Piste de circuit imprimé coupée ou rongée : rétablir la continuité proprement
Une piste de cuivre grosse comme un cheveu peut immobiliser un véhicule entier. La bonne nouvelle, et elle est réelle : une piste, ça se répare souvent mieux qu’un composant. Encore faut-il la trouver — car la coupure se cache là où on ne regarde pas : sous le vernis, sous un connecteur, dans une traversée.
Où et pourquoi une piste casse
- Corrosion : le grand classique du calculateur noyé, le cuivre mangé sous le vernis épargne.

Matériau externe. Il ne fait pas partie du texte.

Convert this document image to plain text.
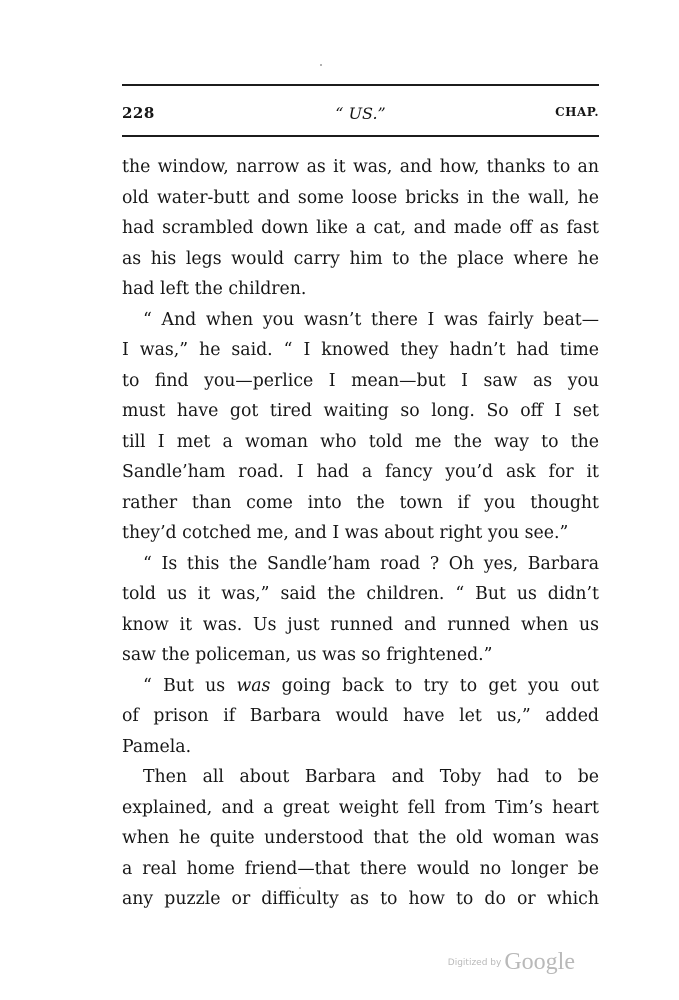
228	“ US.”	CHAP.
the window, narrow as it was, and how, thanks to an
old water-butt and some loose bricks in the wall, he
had scrambled down like a cat, and made off as fast
as his legs would carry him to the place where he
had left the children.
“ And when you wasn’t there I was fairly beat—
I was,” he said. “ I knowed they hadn’t had time
to find you—perlice I mean—but I saw as you
must have got tired waiting so long. So off I set
till I met a woman who told me the way to the
Sandle’ham road. I had a fancy you’d ask for it
rather than come into the town if you thought
they’d cotched me, and I was about right you see.”
“ Is this the Sandle’ham road ? Oh yes, Barbara
told us it was,” said the children. “ But us didn’t
know it was. Us just runned and runned when us
saw the policeman, us was so frightened.”
“ But us was going back to try to get you out
of prison if Barbara would have let us,” added
Pamela.
Then all about Barbara and Toby had to be
explained, and a great weight fell from Tim’s heart
when he quite understood that the old woman was
a real home friend—that there would no longer be
any puzzle or difficulty as to how to do or which
Digitized by Google
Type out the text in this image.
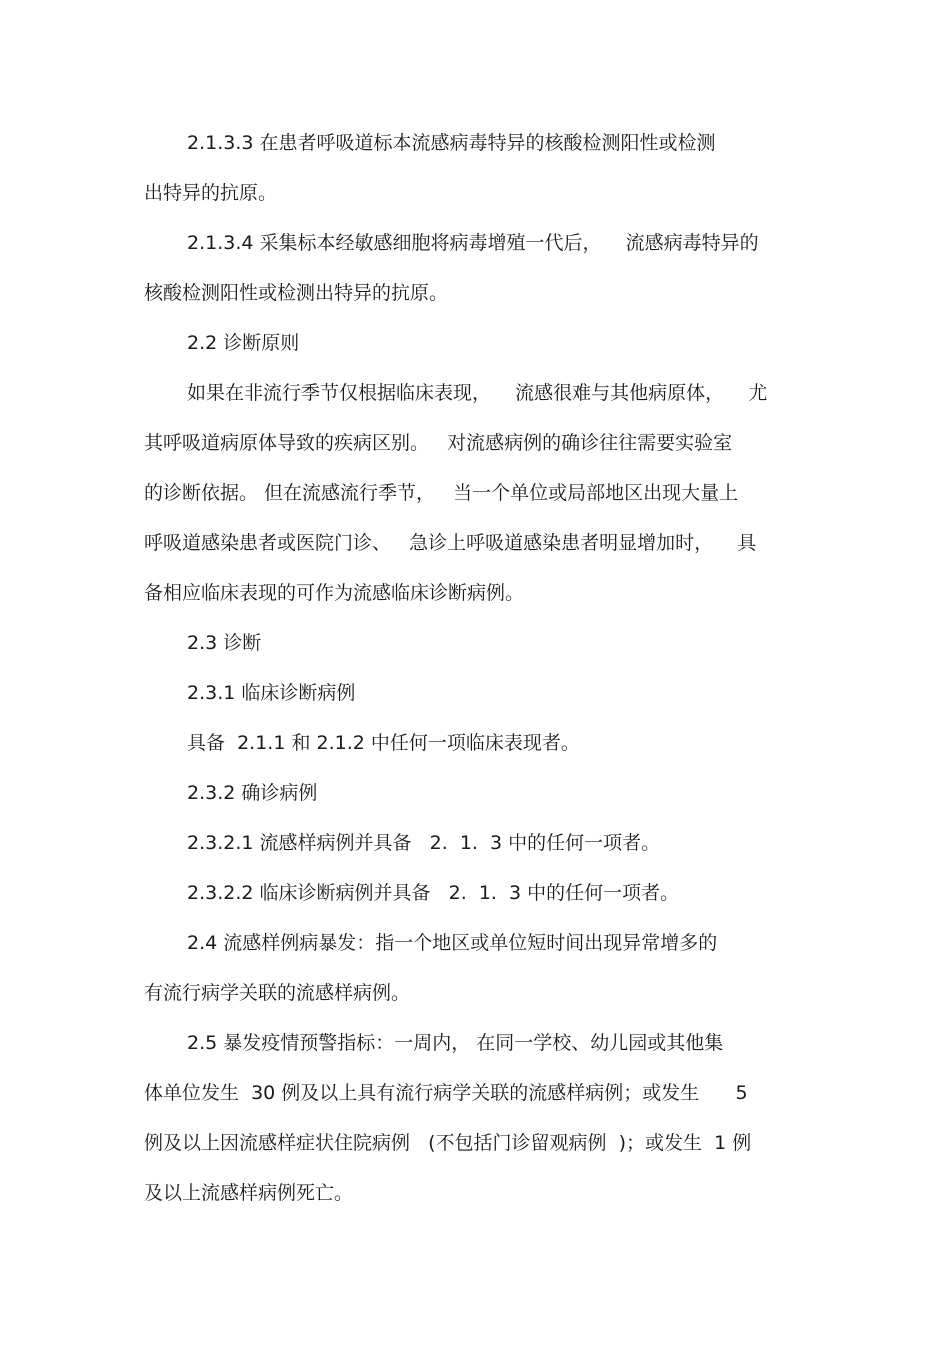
2.1.3.3 在患者呼吸道标本流感病毒特异的核酸检测阳性或检测
出特异的抗原。
2.1.3.4 采集标本经敏感细胞将病毒增殖一代后，    流感病毒特异的
核酸检测阳性或检测出特异的抗原。
2.2 诊断原则
如果在非流行季节仅根据临床表现，    流感很难与其他病原体，    尤
其呼吸道病原体导致的疾病区别。   对流感病例的确诊往往需要实验室
的诊断依据。 但在流感流行季节，   当一个单位或局部地区出现大量上
呼吸道感染患者或医院门诊、   急诊上呼吸道感染患者明显增加时，    具
备相应临床表现的可作为流感临床诊断病例。
2.3 诊断
2.3.1 临床诊断病例
具备  2.1.1 和 2.1.2 中任何一项临床表现者。
2.3.2 确诊病例
2.3.2.1 流感样病例并具备   2.  1.  3 中的任何一项者。
2.3.2.2 临床诊断病例并具备   2.  1.  3 中的任何一项者。
2.4 流感样例病暴发：指一个地区或单位短时间出现异常增多的
有流行病学关联的流感样病例。
2.5 暴发疫情预警指标：一周内， 在同一学校、幼儿园或其他集
体单位发生  30 例及以上具有流行病学关联的流感样病例；或发生      5
例及以上因流感样症状住院病例   (不包括门诊留观病例  )；或发生  1 例
及以上流感样病例死亡。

- Contrainte mécanique : une carte qui a fléchi, un boîtier tombé, une piste qui casse net à l’endroit de la flexion.
- Via fatiguée : la traversée métallisée entre deux couches se fend avec les cycles thermiques — la piste est bonne des deux côtés, mais le lien vertical est mort.
- Échauffement : une piste sous-dimensionnée pour son courant qui a fini par se déliter.
- Et le grand classique de l’atelier : le coup de tournevis ou de pointe de touche qui tranche une piste au passage.
La coupure franche est parfois la moins vicieuse : une piste à moitié rongée qui fait encore contact par instants imite une soudure sèche et se comporte de façon intermittente.
Localiser la coupure
On ne répare pas ce qu’on n’a pas localisé précisément.
- Continuité point à point au multimètre, en s’appuyant sur le schéma ou sur une carte saine identique pour savoir où la piste devrait aboutir.
- Sous binoculaire, gratter le vernis avec méthode le long du tracé suspect.
- Ne pas confondre piste coupée et via morte : si les deux extrémités sont bonnes mais isolées l’une de l’autre, cherchez la traversée.
- Sur une carte multicouche, la coupure peut être sur une couche INTERNE, invisible et inaccessible : inutile de creuser, on relie les deux points de surface concernés par un pont externe.
Refaire la continuité
- Mettre à nu et étamer les deux extrémités saines, de part et d’autre de la coupure.
- Poser un pont en fil isolé — fil émaillé ou kynar — au plus court, en suivant le tracé d’origine, puis le fixer et l’isoler (voir le poste de soudure).
- Pour une piste de puissance ou un plan de masse rongé sous un connecteur d’alimentation, le pont doit encaisser le courant : fil de section suffisante, voire tresse. Un pont trop fin refera un point chaud et la chute de tension reviendra.
- Pastille disparue : la reconstruire et la renforcer mécaniquement, car elle n’a plus d’ancrage et cédera à la première traction du composant.
Ce qui distingue une vraie réparation
- Une résistance de pont quasi nulle, mesurée bout à bout, pas « à peu près ».
- Aucun flux corrosif laissé sur place, et le vernis de protection refait sur la zone traitée.
- La contrainte d’origine soulagée si la casse était mécanique — sinon la piste voisine cassera à son tour.
Ce qu’on ne fait pas
- De la laque conductrice sur une piste de puissance : elle ne tiendra jamais le courant.
- Un pont qui part en vol plané à travers la carte et fait antenne : on longe le cuivre.
- Un flux acide « qui mouille bien » : il ronge ce qu’on vient de réparer.
Un pont de fil bien fait vaut mieux qu’une piste d’origine à moitié rongée — à condition de nettoyer, de calibrer la section et de refermer le vernis. C’est de la couture, pas du bricolage (voir réparer plutôt que jeter).